C’est arrivé un matin, sans prévenir. Sur le coup, ils n’ont rien senti. Ce drôle de sentiment que quelque chose avait viré pendant la nuit, ils l’ont d’abord perçu dans les regards. Celui du fils, du voisin, du facteur pour s’étendre à celui du monde. C’était là, immense, évident, inéluctable : ils étaient devenus vieux.
Une conspiration de plus en plus tangible.
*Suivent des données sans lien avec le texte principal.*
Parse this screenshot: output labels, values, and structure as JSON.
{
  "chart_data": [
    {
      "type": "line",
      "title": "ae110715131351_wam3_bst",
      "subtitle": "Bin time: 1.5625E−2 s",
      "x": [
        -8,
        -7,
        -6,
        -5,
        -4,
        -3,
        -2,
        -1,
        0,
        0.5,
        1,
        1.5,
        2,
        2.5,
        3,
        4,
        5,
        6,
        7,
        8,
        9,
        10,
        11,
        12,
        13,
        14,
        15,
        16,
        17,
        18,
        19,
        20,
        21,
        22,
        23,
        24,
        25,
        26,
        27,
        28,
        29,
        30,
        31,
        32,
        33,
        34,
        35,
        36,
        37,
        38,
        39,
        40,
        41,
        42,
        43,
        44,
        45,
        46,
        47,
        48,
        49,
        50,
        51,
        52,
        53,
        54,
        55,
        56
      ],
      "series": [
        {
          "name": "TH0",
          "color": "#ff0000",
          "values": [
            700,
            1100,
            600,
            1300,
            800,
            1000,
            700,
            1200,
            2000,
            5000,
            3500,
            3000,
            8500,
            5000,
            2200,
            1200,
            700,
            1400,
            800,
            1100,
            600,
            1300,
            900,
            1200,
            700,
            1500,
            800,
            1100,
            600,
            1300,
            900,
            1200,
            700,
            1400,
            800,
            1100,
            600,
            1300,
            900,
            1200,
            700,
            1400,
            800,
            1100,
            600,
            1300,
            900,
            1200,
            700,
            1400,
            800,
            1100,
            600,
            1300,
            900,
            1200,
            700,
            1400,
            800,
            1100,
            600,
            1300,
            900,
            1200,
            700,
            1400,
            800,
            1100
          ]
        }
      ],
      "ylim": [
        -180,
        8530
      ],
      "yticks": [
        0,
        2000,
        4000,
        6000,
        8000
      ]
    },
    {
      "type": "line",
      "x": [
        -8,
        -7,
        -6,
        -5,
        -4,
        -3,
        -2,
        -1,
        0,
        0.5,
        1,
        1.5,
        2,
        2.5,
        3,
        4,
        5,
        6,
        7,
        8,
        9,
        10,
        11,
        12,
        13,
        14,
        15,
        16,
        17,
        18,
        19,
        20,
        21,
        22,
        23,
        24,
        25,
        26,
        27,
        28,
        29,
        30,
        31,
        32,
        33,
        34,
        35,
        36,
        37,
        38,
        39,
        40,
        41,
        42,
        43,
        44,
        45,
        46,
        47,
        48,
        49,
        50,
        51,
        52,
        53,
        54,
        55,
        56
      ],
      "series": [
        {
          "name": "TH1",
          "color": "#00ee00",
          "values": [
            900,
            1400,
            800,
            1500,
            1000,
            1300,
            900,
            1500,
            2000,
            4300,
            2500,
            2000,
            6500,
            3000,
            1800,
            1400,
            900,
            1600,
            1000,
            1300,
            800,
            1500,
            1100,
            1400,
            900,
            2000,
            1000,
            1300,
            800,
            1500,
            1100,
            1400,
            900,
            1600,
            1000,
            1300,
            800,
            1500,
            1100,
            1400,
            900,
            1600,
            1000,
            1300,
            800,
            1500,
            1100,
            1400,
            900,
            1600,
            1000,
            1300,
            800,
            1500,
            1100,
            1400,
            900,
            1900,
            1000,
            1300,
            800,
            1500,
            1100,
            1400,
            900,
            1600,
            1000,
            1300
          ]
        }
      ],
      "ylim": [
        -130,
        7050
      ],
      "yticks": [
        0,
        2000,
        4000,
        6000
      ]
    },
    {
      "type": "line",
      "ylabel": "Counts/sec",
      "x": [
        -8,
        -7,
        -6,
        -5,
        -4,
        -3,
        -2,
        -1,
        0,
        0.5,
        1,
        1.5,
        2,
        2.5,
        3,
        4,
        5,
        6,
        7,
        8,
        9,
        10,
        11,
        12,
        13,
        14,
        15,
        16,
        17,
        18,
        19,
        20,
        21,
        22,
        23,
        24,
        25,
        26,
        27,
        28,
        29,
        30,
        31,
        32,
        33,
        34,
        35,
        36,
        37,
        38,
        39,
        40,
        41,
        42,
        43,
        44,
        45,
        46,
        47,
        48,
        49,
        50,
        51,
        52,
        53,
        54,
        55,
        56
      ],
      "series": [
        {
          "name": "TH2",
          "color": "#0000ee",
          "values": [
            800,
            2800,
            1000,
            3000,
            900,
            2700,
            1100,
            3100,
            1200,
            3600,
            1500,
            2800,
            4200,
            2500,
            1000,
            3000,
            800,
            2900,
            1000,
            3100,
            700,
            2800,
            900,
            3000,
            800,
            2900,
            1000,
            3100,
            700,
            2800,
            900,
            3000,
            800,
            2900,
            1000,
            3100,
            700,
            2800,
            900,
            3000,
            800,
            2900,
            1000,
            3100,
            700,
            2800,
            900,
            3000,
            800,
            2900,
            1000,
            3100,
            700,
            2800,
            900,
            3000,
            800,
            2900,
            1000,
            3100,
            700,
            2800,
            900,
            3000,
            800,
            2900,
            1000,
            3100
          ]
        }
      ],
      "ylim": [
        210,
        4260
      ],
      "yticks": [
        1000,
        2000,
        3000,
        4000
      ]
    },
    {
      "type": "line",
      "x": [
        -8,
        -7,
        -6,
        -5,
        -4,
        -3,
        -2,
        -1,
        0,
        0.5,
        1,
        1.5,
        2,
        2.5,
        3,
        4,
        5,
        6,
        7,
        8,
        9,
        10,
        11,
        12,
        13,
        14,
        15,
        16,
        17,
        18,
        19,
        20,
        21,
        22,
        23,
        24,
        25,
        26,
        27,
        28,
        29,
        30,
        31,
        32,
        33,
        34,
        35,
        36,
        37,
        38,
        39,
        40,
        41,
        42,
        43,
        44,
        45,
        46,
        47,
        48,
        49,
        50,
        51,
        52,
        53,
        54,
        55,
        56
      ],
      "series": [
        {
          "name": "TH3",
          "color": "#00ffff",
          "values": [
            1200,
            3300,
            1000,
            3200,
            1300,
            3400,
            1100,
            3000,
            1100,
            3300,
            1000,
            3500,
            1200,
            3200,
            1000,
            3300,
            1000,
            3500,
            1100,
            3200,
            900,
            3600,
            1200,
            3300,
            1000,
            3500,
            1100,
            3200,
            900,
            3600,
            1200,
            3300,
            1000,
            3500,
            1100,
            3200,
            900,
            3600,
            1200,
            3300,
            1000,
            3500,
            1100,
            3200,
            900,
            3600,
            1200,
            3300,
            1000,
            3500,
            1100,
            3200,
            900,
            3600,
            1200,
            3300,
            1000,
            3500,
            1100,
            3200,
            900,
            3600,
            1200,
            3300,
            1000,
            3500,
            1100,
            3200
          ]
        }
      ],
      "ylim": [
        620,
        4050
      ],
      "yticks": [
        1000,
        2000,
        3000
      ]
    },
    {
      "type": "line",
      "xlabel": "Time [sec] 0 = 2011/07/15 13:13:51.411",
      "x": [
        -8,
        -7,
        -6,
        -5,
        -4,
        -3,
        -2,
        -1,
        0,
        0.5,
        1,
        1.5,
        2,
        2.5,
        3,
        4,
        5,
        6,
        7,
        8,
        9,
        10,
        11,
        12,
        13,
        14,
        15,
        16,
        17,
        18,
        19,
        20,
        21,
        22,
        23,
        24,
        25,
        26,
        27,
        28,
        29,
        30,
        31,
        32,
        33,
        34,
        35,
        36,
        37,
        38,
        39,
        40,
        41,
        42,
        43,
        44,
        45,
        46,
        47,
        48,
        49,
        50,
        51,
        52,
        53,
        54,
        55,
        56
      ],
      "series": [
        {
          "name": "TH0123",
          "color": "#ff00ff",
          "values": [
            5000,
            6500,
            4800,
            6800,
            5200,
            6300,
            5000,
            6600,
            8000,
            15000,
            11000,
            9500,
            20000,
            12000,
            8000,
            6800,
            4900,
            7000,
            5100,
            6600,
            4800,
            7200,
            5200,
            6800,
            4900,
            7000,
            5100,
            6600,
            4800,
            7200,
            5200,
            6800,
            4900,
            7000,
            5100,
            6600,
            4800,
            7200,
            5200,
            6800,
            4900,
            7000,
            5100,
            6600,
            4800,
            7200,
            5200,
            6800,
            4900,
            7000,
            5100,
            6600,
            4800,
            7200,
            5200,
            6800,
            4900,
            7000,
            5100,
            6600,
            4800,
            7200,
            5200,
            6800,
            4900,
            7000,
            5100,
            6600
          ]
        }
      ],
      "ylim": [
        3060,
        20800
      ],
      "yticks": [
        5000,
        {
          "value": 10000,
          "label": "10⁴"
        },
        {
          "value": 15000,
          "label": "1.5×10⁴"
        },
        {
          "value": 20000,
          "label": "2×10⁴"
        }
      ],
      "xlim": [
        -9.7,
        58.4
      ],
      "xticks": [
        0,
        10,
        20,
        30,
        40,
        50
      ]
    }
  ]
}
La nuit s’était mise elle aussi, à ne plus leur offrir le même repos, à cause des chuchotements dans la tête à moins que ce fût au dessus du lit. Eux aussi, ils avaient dû l’apprendre la vieillesse ! Un regard, une allure, un vêtement, une douleur indistincte dans le corps, un seul de ces détails suffisait à leur verdict.
Et si nous passions les frontières de la peur, nous que la vieillesse bouleverse, dérange ou effraie parfois.
Et si nous prenions la peine de participer à cette palette de vie remplie de tant de routes, d’erreurs, de volonté, de secrets, de passions, dans leurs interstices d’ombre et de lumière.
Plus que jamais, que dans ce dense éphémère, leur danse de la vie nous réconcilie avec ces hommes et ces femmes comme avec nous même.